Athletes sometimes use magnesium to increase energy and endurance. Yes, I believe that in combination with my overall healthy diet, some extra magnesium I take as a supplement may contribute into my strength building and faster muscle recovery so that I can do heavy squats (over 315 pounds for multiply reps) four days in a row. Needless to say, that in my 57 I am not familiar with feeling low energy or low testosterone.
But remember: Anything can be toxic when taken in excess, no exceptions. Therefore, do not turn your friend against you by being unreasonable consumer. Too much magnesium from food does not pose a health risk in healthy individuals because the kidneys eliminate excess amounts with the urine. However, high doses of magnesium may come with dietary supplements or medications e. g., milk of magnesia as antacid or Epsom salt as a laxative often result in diarrhea that can be accompanied by nausea and abdominal cramping.
Dietary sources of magnesium include legumes, whole grains, vegetables (especially broccoli, squash, and green leafy vegetables), seeds, and nuts (especially almonds).
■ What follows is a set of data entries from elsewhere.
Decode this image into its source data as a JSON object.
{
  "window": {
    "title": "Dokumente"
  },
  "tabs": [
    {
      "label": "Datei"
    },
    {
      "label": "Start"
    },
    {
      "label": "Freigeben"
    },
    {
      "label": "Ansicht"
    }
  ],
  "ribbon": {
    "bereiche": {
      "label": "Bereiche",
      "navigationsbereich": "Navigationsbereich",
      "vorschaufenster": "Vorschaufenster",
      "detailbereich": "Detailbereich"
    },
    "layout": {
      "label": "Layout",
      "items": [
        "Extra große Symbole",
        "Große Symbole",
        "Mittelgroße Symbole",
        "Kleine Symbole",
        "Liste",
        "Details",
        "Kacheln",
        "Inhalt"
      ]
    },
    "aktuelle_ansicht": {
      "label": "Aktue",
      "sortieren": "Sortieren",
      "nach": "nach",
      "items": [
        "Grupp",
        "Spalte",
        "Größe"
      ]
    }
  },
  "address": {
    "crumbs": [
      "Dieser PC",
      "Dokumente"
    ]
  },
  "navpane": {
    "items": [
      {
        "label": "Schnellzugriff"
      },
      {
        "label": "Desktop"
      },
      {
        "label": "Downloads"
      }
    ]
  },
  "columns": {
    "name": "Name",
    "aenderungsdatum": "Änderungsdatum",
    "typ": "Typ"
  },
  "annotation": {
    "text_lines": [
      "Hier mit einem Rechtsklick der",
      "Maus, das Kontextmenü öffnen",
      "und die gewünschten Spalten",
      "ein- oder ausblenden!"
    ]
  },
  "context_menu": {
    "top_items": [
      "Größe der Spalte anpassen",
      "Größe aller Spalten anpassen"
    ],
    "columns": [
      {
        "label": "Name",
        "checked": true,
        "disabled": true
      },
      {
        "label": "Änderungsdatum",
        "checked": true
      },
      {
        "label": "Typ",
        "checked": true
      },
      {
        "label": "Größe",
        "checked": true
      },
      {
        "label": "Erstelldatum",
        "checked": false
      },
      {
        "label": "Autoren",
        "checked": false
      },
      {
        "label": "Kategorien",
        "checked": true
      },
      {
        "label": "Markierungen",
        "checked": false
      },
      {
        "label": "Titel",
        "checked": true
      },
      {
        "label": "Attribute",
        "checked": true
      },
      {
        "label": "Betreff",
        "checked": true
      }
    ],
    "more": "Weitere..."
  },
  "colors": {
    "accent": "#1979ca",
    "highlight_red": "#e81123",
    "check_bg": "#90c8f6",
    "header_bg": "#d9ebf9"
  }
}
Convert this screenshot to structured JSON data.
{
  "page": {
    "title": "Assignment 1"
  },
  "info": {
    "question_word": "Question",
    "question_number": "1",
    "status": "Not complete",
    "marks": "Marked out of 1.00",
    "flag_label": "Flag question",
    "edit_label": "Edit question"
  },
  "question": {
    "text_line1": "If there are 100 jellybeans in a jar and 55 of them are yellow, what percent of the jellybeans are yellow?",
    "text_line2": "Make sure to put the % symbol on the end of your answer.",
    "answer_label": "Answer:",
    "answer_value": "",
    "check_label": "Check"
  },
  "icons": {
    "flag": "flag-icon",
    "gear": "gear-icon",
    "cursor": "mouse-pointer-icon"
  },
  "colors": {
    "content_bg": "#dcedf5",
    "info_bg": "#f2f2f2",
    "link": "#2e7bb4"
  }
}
Other sources include dairy products, meats, chocolate, and coffee. Hard water also contains magnesium along with calcium and other metal ions. According to the American Society of Nutritional Sciences, the top 10 contributors to dietary magnesium intake were ground coffee (3.7% of intake), 2% milk (2.6%), whole milk (2.1%), raw bananas (1.8%), beer (1.8%), skim or nonfat milk (1.5%), orange juice (1.5%), lite beer (1.4%), French fries (1.1%) and 1% milk (0.9%).
In general, I cannot agree more with what Dietary Guidelines for Americans 2010 recommends in the chapter titled Principles for Achieving a Healthy Eating Pattern (except fat-free and low-fat milk; I prefer and recommend WHOLE MILK because it is obviously less processed and more nutritious):“Dietary supplements or fortification of certain foods may be advantageous in specific situations to increase intake of a specific vitamin or mineral. …A healthy eating pattern focuses on nutrient-dense foods – vegetables, fruits, whole grains, fat-free or low-fat milk and milk products, lean meats and poultry, seafood, eggs, beans and peas, and nuts and seeds that are prepared without added solid fats, sugars, starches, and sodium. Combined into an eating pattern, these foods can provide the full range of essential nutrients and fiber, without excessive calories.” Please also read this: Stop wasting money on supplements. As always, balance is important: it is critical to balance your caloric intake with energy expenditure!